La question de Ranya mit du temps avant d'être assimilée par le cerveau de Salomé. Les mots étaient flous et le rire ponctuant la phrase de la blonde était communicatif alors la rousse se mit à rire à son tour, sans raison valable. L'alcool embrumait son esprit et le monde commençait à tanguer autour d'elle, heureusement qu'elle était bien assise sur sa chaise. Elle finit par comprendre que la danseuse évoquait Logan et la fameuse nuit de sa rencontre avec la Givrali. Elle eut un sourire immense, défigurant presque son visage et éclata de rire encore une fois.

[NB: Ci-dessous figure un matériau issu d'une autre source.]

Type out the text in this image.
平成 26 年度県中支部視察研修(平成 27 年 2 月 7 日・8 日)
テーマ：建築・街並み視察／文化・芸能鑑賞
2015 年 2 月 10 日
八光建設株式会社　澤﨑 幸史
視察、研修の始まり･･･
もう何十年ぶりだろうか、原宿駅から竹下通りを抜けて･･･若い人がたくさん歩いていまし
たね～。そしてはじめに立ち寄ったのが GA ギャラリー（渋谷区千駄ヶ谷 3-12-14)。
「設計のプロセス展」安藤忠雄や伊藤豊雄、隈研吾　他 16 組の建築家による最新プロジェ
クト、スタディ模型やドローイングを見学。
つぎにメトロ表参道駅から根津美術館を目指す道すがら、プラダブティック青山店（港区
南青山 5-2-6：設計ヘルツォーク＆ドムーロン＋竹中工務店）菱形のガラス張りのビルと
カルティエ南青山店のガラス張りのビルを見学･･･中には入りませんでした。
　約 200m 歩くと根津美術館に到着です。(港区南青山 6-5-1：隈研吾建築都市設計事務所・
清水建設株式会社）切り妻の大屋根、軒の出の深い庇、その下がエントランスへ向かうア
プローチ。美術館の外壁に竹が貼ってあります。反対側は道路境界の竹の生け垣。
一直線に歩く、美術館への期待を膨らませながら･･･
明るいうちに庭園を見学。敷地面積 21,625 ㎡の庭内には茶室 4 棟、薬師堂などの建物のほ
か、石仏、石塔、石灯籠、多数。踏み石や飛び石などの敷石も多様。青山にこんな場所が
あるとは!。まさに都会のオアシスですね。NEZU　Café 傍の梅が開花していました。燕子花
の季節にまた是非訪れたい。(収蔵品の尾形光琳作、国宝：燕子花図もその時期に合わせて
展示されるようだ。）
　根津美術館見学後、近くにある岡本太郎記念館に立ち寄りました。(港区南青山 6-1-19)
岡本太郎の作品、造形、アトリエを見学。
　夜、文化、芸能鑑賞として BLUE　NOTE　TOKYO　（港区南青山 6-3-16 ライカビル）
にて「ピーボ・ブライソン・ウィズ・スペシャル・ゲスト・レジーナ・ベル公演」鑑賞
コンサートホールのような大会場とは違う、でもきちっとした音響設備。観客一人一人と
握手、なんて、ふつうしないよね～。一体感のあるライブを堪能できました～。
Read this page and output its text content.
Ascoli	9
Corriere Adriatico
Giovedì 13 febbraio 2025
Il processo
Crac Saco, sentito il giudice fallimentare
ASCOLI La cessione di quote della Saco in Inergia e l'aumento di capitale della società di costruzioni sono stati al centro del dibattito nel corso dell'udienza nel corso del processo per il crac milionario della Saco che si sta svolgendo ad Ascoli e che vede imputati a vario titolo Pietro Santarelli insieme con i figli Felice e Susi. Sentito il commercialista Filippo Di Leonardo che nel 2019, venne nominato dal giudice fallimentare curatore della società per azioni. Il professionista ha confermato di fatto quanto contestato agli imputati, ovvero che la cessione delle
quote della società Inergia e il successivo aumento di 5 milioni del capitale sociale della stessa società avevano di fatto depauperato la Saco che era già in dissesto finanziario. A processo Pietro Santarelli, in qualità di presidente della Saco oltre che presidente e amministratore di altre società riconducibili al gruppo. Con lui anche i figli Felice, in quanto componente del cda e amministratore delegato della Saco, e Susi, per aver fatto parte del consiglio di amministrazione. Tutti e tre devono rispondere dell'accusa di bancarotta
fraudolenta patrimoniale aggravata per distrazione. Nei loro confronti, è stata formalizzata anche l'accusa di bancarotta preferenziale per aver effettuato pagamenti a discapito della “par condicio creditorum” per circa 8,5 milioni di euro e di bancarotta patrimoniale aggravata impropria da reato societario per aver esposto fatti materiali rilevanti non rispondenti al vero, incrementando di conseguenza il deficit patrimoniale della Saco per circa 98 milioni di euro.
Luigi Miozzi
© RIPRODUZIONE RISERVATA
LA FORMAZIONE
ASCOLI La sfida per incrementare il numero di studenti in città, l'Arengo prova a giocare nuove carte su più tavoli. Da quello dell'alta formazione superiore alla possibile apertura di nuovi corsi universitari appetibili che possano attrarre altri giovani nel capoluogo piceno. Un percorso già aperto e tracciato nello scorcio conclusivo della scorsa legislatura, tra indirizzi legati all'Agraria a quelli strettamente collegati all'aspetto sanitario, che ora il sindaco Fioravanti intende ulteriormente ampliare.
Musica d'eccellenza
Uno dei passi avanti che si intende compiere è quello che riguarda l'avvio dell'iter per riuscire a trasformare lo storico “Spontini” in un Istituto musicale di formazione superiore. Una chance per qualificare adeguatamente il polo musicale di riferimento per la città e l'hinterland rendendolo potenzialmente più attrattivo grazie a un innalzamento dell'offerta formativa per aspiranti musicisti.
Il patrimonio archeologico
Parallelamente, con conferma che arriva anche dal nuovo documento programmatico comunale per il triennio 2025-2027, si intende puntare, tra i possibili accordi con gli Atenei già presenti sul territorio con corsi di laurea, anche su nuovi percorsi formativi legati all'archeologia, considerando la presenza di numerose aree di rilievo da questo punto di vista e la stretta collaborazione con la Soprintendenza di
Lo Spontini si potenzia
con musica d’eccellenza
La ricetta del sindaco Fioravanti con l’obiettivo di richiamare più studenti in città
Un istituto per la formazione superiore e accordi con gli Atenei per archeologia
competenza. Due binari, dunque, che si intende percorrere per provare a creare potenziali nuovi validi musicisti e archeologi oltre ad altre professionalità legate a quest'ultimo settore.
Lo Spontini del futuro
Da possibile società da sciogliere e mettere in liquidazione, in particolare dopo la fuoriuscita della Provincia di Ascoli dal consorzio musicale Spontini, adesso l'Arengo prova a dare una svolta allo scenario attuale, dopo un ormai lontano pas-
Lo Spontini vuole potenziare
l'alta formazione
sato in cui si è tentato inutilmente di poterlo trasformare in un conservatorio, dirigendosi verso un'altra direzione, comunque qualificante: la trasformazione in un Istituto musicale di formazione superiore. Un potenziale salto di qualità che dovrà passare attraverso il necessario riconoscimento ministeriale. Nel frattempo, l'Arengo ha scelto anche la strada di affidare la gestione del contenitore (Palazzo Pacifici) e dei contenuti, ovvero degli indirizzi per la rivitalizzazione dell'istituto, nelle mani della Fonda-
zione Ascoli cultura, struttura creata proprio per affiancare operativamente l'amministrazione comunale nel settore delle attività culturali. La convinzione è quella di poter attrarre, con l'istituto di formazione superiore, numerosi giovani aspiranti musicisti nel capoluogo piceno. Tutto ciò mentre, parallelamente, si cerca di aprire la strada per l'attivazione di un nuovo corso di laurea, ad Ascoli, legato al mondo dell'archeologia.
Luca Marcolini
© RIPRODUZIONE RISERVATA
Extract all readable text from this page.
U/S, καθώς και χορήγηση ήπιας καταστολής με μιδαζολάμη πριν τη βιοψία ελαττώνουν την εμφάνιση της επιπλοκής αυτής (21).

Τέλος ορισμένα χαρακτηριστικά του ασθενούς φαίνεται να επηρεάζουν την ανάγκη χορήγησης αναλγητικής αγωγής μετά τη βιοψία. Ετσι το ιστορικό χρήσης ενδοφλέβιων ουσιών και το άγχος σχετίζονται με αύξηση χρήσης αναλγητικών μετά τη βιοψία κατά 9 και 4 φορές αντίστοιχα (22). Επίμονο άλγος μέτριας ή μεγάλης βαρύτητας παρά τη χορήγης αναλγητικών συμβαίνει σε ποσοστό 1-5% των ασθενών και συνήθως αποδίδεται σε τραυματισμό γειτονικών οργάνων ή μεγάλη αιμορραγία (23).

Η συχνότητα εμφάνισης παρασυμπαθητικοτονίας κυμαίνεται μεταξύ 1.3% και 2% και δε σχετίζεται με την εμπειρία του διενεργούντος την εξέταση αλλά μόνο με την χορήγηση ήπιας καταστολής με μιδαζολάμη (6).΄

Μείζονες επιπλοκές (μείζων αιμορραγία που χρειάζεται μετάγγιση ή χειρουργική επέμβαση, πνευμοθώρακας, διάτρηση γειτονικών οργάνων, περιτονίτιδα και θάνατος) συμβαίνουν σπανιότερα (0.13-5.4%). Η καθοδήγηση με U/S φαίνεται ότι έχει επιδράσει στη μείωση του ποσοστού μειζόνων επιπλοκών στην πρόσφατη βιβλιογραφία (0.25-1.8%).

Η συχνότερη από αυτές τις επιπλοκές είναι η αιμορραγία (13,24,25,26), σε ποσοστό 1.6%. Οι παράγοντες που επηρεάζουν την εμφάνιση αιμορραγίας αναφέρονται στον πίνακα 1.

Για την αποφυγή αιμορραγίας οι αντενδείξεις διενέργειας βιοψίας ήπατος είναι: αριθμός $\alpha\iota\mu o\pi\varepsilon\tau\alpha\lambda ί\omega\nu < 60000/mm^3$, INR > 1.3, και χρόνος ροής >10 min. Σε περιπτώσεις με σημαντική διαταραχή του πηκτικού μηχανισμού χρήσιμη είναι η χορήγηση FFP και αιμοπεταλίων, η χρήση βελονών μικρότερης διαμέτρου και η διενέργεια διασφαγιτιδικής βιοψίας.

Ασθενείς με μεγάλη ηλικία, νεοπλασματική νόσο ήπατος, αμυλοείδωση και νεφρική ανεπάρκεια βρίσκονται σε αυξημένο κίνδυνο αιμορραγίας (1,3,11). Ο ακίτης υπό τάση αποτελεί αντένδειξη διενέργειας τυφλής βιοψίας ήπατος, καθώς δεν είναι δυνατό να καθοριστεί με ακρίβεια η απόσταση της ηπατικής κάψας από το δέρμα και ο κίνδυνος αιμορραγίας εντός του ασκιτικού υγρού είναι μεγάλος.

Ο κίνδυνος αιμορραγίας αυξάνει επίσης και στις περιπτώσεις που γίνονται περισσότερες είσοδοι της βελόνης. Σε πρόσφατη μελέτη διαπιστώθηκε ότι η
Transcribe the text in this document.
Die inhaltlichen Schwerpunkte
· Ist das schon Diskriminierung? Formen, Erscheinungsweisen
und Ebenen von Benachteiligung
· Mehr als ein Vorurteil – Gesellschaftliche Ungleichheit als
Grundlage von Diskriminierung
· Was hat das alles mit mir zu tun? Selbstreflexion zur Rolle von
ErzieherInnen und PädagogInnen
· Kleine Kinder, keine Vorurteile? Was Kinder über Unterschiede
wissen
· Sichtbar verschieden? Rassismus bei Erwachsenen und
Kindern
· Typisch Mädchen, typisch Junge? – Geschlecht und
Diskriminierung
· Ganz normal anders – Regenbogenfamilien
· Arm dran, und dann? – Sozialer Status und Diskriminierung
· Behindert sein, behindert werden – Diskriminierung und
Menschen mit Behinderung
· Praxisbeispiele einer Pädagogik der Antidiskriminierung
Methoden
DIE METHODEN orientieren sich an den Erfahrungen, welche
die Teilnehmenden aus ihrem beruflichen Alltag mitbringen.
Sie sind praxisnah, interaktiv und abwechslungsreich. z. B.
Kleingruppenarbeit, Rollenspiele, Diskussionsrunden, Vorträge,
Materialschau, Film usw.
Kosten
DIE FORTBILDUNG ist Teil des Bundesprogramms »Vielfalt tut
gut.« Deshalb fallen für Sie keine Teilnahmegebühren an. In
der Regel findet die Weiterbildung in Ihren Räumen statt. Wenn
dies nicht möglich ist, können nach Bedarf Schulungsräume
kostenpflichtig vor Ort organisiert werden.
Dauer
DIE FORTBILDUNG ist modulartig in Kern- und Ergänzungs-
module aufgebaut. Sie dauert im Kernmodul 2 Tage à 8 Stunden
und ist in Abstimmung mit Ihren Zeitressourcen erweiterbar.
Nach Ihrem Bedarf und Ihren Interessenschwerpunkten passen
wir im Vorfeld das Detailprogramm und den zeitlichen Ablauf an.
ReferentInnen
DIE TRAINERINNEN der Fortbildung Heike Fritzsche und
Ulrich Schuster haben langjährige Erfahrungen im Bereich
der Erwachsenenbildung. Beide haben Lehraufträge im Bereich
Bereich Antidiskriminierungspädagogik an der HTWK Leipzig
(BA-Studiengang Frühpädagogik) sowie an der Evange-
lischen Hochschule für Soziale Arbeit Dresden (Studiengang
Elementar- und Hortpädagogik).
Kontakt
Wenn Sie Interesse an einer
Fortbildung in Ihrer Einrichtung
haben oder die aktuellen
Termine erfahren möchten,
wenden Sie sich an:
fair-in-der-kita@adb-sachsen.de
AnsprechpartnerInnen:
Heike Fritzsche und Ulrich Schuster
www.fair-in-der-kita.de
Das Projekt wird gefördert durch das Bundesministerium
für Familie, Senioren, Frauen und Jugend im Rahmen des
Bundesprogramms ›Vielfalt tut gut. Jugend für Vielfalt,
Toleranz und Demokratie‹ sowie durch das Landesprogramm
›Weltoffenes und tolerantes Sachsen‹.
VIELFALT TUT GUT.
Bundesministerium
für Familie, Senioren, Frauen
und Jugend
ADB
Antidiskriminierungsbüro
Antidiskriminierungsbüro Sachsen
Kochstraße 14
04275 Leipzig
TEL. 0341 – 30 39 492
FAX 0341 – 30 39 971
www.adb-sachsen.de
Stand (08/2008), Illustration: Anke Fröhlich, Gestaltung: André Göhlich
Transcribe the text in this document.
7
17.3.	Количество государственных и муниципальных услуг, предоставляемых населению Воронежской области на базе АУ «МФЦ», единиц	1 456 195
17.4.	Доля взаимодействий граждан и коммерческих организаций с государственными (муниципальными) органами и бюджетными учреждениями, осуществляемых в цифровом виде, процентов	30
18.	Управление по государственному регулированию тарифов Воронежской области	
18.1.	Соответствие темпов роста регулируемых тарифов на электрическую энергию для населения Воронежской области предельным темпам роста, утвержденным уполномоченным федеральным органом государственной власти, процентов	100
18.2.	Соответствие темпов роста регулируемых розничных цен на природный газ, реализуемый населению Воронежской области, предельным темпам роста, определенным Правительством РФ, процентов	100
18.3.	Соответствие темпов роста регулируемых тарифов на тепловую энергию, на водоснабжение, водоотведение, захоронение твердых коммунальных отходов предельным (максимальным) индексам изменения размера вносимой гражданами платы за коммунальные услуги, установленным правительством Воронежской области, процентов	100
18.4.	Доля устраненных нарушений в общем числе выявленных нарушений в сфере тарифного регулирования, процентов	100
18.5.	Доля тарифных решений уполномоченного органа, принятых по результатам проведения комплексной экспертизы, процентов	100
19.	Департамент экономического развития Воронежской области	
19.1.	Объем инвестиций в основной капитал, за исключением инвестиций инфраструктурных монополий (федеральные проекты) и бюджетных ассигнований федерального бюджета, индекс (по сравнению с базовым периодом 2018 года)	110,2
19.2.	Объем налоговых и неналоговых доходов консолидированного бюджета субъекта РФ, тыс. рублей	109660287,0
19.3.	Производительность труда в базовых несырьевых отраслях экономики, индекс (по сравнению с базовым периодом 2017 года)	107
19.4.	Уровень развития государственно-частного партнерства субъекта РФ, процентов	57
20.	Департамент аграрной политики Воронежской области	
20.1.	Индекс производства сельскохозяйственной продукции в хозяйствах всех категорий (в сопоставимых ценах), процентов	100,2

— C'est parce que j'ai décidé de lui pourrir la vie en racontant un mytho à son sujet... J'ai dit qu'il m'avait fait des attouchements... Alors que c'est pas vrai. Maintenant, tout le monde le prend pour un gros pervers, sa copine a rompu avec lui par ma faute et il a voulu se venger !
Nouveau rire pour ponctuer la vérité. C'était la première fois qu'elle exprimait tout ça, première fois aussi qu'elle reconnaissait avoir menti. L'alcool lui déliait la langue, complètement. Elle attrapa sa chope à demi vide, ses mains au contact du verre comme pour retrouver pied avec la réalité.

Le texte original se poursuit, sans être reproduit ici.